What adds to the complexity is the fact that states at the same time carry out cyber attacks (for example for the purpose of spying) and become victims of such attacks.

It is therefore vital that – once a cyber attack occurs – states possess tools that will help them deescalate the situation and that will bring more certainty into an environment that is dominated by uncertainty. This is where the OSCE CBMs come in.

Following guidance from a United Nations Group of Governmental Experts, the OSCE, as a regional arrangement under Chapter VIII of the UN Charter, has created a three-step approach to enhance cyber security. The measures are becoming progressively more ambitious as trust is being built over time.

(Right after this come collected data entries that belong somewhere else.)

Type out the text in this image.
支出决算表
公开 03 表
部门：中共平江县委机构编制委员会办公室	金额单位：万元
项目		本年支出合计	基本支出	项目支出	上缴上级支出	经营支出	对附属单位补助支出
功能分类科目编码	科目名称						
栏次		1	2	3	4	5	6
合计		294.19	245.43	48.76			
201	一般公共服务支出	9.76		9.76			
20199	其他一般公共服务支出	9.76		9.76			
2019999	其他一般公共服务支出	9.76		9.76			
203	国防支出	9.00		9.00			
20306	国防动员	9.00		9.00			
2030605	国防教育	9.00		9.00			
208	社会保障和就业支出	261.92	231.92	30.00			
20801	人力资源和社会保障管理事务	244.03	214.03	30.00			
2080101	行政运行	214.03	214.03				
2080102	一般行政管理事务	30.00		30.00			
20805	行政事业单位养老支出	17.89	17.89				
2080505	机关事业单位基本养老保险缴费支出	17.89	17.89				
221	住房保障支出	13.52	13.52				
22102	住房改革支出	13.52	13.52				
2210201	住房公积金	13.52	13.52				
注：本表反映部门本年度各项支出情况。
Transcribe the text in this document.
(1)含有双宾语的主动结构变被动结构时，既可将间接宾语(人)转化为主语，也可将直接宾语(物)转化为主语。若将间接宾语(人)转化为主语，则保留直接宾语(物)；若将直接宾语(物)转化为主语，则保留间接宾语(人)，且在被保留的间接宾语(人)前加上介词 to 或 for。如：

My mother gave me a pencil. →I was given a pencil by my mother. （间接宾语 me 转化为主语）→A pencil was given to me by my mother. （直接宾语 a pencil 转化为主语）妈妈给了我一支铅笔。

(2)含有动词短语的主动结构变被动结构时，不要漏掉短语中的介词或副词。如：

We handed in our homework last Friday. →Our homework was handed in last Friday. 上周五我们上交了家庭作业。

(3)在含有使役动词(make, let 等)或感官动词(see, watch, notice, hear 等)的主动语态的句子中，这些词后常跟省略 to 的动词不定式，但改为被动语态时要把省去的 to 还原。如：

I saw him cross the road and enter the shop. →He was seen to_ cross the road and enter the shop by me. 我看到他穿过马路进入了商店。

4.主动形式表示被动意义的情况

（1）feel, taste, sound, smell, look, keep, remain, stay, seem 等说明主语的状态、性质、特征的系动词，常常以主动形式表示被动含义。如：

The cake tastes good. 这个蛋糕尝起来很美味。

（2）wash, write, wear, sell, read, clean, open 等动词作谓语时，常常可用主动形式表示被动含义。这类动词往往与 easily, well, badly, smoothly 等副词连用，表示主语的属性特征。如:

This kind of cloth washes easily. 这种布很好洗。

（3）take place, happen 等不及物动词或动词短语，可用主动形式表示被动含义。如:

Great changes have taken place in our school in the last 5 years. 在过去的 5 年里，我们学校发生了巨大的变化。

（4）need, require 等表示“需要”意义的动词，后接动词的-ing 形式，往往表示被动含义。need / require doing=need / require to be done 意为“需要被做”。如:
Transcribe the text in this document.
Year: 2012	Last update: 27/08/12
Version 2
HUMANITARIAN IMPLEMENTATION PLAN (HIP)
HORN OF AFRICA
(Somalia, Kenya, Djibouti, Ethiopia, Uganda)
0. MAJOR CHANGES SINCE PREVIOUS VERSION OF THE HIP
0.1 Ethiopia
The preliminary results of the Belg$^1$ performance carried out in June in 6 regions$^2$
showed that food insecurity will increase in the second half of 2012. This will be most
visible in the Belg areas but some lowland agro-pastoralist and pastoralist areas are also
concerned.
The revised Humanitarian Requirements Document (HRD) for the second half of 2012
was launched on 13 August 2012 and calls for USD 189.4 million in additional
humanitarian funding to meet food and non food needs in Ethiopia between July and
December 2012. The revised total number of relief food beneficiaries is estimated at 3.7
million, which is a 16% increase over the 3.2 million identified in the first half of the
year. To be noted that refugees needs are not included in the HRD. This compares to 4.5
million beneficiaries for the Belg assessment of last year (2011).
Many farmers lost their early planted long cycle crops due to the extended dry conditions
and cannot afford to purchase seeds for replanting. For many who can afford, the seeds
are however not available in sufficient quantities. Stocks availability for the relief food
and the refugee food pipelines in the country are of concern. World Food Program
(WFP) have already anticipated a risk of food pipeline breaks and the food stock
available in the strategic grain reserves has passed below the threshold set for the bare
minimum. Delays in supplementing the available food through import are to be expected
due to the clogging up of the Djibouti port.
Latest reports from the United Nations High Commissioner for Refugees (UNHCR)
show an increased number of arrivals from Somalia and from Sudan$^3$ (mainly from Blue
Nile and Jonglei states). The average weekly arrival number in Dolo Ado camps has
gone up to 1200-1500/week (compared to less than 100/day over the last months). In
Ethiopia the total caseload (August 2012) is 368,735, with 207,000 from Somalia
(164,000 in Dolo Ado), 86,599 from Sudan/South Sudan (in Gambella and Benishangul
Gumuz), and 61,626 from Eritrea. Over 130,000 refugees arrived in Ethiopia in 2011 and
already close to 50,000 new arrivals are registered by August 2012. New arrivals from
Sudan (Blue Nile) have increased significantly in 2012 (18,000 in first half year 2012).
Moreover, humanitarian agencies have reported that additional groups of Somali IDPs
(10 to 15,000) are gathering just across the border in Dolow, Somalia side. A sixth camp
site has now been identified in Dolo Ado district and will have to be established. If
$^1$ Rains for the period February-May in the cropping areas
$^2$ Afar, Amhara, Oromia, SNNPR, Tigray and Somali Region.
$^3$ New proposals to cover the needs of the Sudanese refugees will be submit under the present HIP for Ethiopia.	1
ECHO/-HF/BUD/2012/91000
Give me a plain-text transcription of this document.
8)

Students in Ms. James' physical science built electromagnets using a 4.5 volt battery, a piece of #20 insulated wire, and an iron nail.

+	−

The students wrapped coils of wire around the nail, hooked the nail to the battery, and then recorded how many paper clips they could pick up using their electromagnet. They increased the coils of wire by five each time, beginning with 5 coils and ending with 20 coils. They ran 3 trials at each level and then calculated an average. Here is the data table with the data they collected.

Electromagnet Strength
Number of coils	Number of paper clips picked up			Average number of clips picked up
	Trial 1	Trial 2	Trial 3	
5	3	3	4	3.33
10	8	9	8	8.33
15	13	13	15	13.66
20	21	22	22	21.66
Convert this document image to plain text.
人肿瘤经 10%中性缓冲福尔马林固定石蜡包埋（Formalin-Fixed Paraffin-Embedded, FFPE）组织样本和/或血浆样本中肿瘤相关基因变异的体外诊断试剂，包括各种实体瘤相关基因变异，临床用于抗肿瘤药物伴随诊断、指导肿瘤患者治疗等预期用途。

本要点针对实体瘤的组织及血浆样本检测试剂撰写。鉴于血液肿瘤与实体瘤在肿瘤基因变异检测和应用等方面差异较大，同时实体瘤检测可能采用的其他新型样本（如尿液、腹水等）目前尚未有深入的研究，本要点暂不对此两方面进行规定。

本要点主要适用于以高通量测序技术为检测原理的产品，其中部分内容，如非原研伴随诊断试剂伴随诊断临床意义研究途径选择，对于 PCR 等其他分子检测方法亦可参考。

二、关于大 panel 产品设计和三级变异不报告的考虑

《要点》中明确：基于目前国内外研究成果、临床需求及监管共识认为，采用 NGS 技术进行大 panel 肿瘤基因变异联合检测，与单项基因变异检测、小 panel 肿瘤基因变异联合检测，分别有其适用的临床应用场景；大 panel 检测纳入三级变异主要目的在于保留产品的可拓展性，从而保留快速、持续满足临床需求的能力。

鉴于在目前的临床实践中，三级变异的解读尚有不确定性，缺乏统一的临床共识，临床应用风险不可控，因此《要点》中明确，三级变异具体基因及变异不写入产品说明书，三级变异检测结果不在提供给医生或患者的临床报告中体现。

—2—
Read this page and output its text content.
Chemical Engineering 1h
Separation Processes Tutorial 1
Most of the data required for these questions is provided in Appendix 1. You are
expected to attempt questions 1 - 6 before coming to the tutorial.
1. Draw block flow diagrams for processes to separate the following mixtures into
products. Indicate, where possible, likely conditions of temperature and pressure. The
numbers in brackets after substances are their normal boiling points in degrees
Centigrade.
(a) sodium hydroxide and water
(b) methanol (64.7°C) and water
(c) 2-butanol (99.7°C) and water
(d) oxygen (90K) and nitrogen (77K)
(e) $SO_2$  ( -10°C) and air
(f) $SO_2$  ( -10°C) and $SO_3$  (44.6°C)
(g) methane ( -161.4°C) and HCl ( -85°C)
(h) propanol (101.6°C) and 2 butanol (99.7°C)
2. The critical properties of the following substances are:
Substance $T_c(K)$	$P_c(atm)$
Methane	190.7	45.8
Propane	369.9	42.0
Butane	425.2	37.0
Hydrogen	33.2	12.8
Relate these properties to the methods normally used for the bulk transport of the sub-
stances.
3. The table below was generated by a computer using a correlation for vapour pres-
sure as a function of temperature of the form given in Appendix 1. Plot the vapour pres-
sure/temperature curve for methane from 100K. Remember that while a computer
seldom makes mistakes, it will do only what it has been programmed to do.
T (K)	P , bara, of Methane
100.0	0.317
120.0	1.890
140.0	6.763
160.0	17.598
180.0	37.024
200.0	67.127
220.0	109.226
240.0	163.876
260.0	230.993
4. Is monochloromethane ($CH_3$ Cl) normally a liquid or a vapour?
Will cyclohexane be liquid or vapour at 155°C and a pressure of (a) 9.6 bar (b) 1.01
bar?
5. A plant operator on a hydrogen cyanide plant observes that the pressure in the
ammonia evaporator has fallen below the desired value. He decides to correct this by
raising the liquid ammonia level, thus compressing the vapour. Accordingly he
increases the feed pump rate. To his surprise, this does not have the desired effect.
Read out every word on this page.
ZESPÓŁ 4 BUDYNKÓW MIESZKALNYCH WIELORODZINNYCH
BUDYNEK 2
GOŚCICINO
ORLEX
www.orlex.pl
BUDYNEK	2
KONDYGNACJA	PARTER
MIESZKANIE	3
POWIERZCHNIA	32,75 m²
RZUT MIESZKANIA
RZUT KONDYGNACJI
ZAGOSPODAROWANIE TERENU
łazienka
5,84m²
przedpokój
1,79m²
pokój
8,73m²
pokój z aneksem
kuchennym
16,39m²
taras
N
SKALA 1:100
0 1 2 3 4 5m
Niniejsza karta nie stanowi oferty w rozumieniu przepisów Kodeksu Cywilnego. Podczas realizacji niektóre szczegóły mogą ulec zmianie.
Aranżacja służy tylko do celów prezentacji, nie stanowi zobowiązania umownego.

As a first step, in 2013, an initial package of voluntary transparency CBMs was adopted, aiming at helping states take better informed decisions once a cyber attack occurs. This in itself was already a game changer, as the information provided through the transparency measures helps states read the behavior of the other states better, making it thus easier to determine the origin of a cyber attack. In addition, in the event of a cyber attack, there are now communication lines which enable states to seek clarification from one another. The relevance of these transparency measures is further underlined by the fact that according to experts there have been events in the past three years where states have actually made use of these measures.

As a second step, on 10 March the OSCE states agreed on a set of voluntary cooperative CBMs, which aim at creating working levels between states (that have not or have rarely been cooperating in the past). In this latest decision, OSCE states have agreed not only to share information for the sake of transparency but to start engaging in joint activities in order to enhance cyber security. For example, OSCE states have agreed to hold workshops, seminars and roundtables to discuss how to prevent conflict stemming from the use of ICTs and to conduct activities for officials and experts. OSCE states have also agreed to enhance collaboration between authorities that are responsible for the security of critical infrastructure (for example hospitals), as cyber attacks on such infrastructure are particularly harmful to civilians.

As a third step, OSCE states continue to work on an additional set of voluntary stability CBMs that they are hoping to adopt in the future. Such stability measures could include a political commitment to refrain from launching a cyber attack against civilian and critical infrastructure or to commit to using a common check list before reacting to a cyber attack.

All CBMs are implemented through an informal working group which brings together experts from capitals, meeting at least three times a year. In addition, the OSCE POLIS Online Information System is being used as an online tool to communicate and exchange information on CBMs.

In conclusion, the OSCE’s work on cyber security can indeed be seen as pioneering and should deserve much more attention in the future.